Federal Income Tax Reform
After I published my first thoughts regarding tax reforms, I received a couple comments disappointed that I had only discussed benefits to business. It seemed to some to neglect the individual. I began there because I would like to put an exclamation point on the President's persistent mantra of jobs, jobs, jobs!!! Corporate tax reform is just the first step to achieving that growth and opening the door to more business investment in the USA, not just in the more lenient countries such as Ireland. We start by encouraging money to return to us. Today, I will talk briefly about individual tax reform.
The current tax code is comprised of 74,608 unreadable and too often undecipherable legalistic pages, or over 10,000 words. Most novels you might read, just for example, run about 200 to 300 pages (62,500 words). This has to change! There are several popular possibilities from Flat Tax to National Sales Tax plans, all of which have some merit but also some detriments, and each runs the risk of rates being raised in the future at the whim of Congress.
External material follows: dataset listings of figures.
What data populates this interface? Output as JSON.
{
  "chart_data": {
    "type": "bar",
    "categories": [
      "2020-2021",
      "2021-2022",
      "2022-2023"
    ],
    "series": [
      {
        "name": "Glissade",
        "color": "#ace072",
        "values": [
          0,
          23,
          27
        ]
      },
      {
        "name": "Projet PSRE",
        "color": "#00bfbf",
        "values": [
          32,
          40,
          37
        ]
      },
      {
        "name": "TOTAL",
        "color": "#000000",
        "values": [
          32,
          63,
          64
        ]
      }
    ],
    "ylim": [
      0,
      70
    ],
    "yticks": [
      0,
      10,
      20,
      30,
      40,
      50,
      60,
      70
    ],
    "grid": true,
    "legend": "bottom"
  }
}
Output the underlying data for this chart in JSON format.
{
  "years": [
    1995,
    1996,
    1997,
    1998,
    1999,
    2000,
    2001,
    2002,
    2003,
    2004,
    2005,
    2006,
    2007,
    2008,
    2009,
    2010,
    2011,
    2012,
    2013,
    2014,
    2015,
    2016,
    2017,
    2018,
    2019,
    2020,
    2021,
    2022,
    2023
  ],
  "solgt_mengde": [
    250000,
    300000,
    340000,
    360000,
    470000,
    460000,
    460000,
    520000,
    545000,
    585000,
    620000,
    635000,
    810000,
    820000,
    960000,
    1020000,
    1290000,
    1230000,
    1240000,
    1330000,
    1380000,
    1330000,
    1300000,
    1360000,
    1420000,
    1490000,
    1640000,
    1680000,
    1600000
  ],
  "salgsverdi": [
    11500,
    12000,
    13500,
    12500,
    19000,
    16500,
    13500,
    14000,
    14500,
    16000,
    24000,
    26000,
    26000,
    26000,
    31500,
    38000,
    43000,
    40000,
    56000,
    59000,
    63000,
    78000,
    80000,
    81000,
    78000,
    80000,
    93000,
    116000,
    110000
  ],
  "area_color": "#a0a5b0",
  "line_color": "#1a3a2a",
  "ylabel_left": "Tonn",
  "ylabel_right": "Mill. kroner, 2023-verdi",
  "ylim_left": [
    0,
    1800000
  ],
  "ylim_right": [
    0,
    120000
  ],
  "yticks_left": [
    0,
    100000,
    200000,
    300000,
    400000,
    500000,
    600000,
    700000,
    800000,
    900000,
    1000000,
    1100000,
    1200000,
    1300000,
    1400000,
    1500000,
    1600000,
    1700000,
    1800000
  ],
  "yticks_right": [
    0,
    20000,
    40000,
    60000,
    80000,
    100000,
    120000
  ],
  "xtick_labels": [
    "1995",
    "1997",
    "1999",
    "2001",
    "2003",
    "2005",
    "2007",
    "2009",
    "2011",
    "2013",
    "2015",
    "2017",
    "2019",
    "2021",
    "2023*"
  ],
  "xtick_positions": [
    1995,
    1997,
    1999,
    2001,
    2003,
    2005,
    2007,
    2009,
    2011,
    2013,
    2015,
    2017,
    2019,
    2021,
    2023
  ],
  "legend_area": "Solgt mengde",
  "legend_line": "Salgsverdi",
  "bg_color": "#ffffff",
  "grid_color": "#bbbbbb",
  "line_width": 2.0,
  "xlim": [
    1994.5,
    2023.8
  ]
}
For personal income tax reform, President Trump seeks to cut taxes and simplify the tax structure by condensing the seven tax brackets we currently have into just three tax brackets. I agree with that approach and would help to push for that plan if momentum in DC lags over the next year. I would like to see the income thresholds for single taxpayers be exactly half of those for married joint filers, thereby eliminating the marriage penalty.
A 3 level plan to consider would be as follows:
12% tax rate for those making:
$ 15,000 to $37,500 for Singles
$ 30,999 to $ 75,000 for Married
25% tax rate for those making:
$ 37,500 to $112,500 for Singles
$ 75,000 to $ 225,000 for Married
33% tax rate for those making:
$112,500 for Singles
$ 225,000 and above for Married
Note that just as the current tax brackets do, these income ranges are referring to taxable income, and the calculation of it (as the administration's website sites) would surely change considerably if President Trump's plan were to be implemented. For one thing, I agree that the standard deduction should double to $15,000 (single) and $30,000 (married), from the current levels of $6,350 and $12,700, respectively, thereby helping lower income workers.
President Trump seeks to expand tax benefits for families, including a larger allowable deduction for child care expenses that could be taken whether a taxpayer itemizes or not, and would also be allowed for up to four children (the current law only allows for two children). President Trump is wise to conduct tax reductions piecemeal. This is a start. We must lower personal income taxes and provide a code actually capable of being understood, not requiring a team of lawyers to sort through.